Iran
Steinmeier: Der Iran steht am Scheideweg

Die Folgen der schweren Auseinandersetzungen im Iran bleiben nicht ohne Wirkung. Die Bundesregierung hat an den Iran appelliert, den Konflikt nicht weiter eskalieren zu lassen - und die Stimmzettel neu auszuzählen. Außenminister Steinmeier sieht den Iran gar am Scheideweg stehen. Doch so viel Einmischung aus dem Ausland lässt sich die iranische Regierung nicht gefallen.

HB BERLIN/TEHERAN Angesichts der schweren Unruhen im Iran hat die Bundesregierung an die Verantwortlichen in Teheran appelliert, eine weitere Zuspitzung zu verhindern. Bundeskanzlerin Angela Merkel (CDU) verlangte am Sonntag in Berlin, die Stimmen der Präsidentschaftswahl neu auszuzählen. Bei der Wahl am Freitag vor einer Woche war der ultrakonservative Präsident Mahmud Ahmadinedschad im Amt bestätigt worden. Seitdem protestieren hunderttausende Oppositionelle im Iran gegen das aus ihrer Sicht manipulierte Ergebnis.

Außenminister Frank-Walter Steinmeier (SPD) nannte das gewaltsame Vorgehen gegen Demonstranten „ebenso wenig akzeptabel wie die fortgesetzte Behinderung einer freien Berichterstattung“.

Das iranische Parlament forderte wegen der kritischen Stimmen eine Überprüfung der Beziehungen zu Deutschland, Frankreich und Großbritannien. Der Teheraner Parlamentssprecher Ali Laridschani bezeichnete westliche Stellungnahmen als „Schande“. Die iranische Regierung setzt in der innenpolitischen Krise zunehmend auf Konfrontation zum Westen. Außenminister Manucher Mottaki sagte am Sonntag während eines Treffens von Diplomaten, Frankreich sei eine große Nation, die derzeit von „Zwergen“ regiert werde. Die Politik Deutschlands, Großbritannien und der USA in der Region sei falsch. Großbritannien warf Mottaki vor, es habe versucht, die Wahl zu sabotieren. „Hier im Raum sitzen viele Vertreter von Staaten, die einst (an den Irak) Giftgas geliefert hatten, unter dessen Folgen Iraner seit 20 Jahre leiden.“

Die Regierung in London hat indes in deutlicher Form Vorwürfe aus dem Iran zurückgewiesen, Großbritannien habe sich in die Krise im Iran eingemischt. Er weise die Vormutung, dass fremde Länder die Demonstranten im Iran beeinflussten, kategorisch zurück, erklärte Außenminister David Miliband.

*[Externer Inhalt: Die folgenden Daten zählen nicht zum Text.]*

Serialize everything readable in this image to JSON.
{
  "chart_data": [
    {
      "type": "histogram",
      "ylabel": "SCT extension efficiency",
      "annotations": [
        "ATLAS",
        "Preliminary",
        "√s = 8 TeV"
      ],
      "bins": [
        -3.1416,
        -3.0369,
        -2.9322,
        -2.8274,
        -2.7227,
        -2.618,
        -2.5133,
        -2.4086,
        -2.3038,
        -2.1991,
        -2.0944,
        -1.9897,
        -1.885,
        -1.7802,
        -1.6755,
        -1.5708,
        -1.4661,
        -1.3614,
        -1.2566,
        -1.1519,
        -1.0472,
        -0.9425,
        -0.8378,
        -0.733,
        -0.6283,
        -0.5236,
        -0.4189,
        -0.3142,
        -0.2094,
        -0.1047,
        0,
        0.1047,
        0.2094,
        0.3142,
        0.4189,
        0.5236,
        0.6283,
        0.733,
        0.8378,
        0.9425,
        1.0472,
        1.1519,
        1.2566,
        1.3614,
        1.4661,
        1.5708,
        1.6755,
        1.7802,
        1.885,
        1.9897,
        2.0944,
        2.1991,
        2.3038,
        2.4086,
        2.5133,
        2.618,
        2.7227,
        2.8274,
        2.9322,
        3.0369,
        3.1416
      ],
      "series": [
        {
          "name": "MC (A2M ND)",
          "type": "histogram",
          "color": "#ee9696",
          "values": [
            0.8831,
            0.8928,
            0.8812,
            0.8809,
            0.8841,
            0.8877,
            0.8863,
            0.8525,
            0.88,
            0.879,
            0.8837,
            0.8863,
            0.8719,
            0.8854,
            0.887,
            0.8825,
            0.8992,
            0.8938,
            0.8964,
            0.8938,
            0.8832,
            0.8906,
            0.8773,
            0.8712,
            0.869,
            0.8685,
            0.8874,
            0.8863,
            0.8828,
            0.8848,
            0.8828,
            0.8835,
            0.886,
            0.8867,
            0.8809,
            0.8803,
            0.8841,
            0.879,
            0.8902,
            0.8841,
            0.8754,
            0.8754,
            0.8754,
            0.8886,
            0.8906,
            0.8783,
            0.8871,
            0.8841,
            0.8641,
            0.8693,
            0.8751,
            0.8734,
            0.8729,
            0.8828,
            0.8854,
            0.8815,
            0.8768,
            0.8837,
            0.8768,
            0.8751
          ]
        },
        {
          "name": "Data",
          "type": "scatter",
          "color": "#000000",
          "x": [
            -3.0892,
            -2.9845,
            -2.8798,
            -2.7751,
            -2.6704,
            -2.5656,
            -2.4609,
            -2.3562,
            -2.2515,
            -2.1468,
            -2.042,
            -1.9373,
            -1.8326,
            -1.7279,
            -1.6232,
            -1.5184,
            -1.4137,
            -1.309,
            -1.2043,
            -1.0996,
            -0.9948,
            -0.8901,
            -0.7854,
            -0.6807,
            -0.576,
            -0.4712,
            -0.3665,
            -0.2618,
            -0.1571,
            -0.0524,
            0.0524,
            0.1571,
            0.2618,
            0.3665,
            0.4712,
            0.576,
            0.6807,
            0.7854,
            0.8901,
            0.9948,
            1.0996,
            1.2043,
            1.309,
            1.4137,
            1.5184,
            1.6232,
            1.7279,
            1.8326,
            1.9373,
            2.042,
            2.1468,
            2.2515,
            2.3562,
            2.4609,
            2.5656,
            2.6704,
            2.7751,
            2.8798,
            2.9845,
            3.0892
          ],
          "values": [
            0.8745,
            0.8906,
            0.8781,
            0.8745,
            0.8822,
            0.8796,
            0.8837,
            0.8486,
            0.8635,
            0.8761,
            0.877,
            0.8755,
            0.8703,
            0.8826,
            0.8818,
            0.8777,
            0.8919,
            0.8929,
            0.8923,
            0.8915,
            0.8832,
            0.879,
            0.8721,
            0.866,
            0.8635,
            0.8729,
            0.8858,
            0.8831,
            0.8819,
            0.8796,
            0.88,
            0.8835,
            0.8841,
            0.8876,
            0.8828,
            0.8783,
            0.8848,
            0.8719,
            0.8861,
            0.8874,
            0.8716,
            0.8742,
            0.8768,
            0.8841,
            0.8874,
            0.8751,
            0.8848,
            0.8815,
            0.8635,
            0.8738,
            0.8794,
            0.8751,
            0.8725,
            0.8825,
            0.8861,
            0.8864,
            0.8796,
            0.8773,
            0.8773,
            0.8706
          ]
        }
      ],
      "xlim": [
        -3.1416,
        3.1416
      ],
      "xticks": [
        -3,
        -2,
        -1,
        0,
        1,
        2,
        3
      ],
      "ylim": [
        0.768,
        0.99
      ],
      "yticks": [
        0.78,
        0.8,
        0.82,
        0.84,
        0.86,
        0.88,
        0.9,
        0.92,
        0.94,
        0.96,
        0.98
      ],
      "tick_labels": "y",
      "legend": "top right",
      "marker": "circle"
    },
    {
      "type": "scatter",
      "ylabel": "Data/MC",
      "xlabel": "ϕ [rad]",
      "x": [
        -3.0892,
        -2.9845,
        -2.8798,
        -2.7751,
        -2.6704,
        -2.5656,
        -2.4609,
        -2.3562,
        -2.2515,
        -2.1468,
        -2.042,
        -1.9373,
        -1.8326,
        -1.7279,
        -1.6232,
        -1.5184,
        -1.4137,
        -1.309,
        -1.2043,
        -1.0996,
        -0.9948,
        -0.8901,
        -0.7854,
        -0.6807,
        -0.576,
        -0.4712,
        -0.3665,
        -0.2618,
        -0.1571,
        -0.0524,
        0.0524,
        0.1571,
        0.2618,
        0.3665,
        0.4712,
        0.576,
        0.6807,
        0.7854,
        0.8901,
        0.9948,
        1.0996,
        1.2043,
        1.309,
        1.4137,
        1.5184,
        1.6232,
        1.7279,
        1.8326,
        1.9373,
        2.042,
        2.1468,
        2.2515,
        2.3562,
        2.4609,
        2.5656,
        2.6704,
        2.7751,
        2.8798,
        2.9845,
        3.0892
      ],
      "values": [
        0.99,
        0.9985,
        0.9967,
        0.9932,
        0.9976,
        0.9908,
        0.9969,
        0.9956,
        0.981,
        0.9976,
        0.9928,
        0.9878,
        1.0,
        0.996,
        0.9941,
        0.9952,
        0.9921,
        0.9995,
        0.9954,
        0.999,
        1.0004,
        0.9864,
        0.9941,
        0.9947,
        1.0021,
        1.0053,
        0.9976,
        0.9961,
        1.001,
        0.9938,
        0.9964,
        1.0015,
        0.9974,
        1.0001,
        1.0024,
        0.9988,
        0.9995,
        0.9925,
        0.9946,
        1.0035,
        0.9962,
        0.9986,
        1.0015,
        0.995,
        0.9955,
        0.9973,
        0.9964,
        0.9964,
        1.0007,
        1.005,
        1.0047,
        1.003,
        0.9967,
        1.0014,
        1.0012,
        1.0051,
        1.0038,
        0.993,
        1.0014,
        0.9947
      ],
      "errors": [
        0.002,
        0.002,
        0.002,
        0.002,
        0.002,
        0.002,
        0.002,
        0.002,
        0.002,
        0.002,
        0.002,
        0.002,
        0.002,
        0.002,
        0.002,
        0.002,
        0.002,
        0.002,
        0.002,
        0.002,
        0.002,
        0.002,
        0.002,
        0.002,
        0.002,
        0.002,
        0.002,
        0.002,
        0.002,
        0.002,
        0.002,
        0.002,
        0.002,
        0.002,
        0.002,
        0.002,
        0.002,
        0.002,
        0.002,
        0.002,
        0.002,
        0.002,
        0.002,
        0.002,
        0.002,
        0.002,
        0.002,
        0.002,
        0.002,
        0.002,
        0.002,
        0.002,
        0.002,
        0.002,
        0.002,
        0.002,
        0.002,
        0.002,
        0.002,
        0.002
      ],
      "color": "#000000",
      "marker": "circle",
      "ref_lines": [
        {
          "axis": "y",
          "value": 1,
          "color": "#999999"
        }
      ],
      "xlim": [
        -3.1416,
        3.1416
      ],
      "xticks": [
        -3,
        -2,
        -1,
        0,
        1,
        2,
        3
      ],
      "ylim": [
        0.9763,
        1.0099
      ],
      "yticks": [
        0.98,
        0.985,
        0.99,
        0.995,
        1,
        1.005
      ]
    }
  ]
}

Die Kanzlerin erklärte: „Deutschland steht auf Seiten der Menschen im Iran, die ihr Recht auf freie Meinungsäußerung und Versammlungsfreiheit ausüben wollen.“ Sie forderte die iranische Führung auf, friedliche Demonstrationen zuzulassen, keine Gewalt gegen Demonstranten anzuwenden, inhaftierte Oppositionelle freizulassen und eine freie Berichterstattung der Medien zuzulassen.

In Steinmeiers Erklärung hieß es: „Der Streit um die Präsidentschaftswahlen muss so schnell wie möglich beigelegt werden. Dazu gehört, die Zweifel an Verlauf und Ergebnis der Wahl konsequent aufzuklären.“ Am Abend sagte der Außenminister in Berlin: „Der Iran steht am Scheideweg. Entweder gelingt es jetzt, im Dialog aller politischen Kräfte die entstandene Situation wieder zu entschärfen, oder die Lage droht weiter zu eskalieren.“ Er appellierte an die Verantwortlichen in Teheran, alles zu tun, um eine weitere Zuspitzung der Lage zu vermeiden.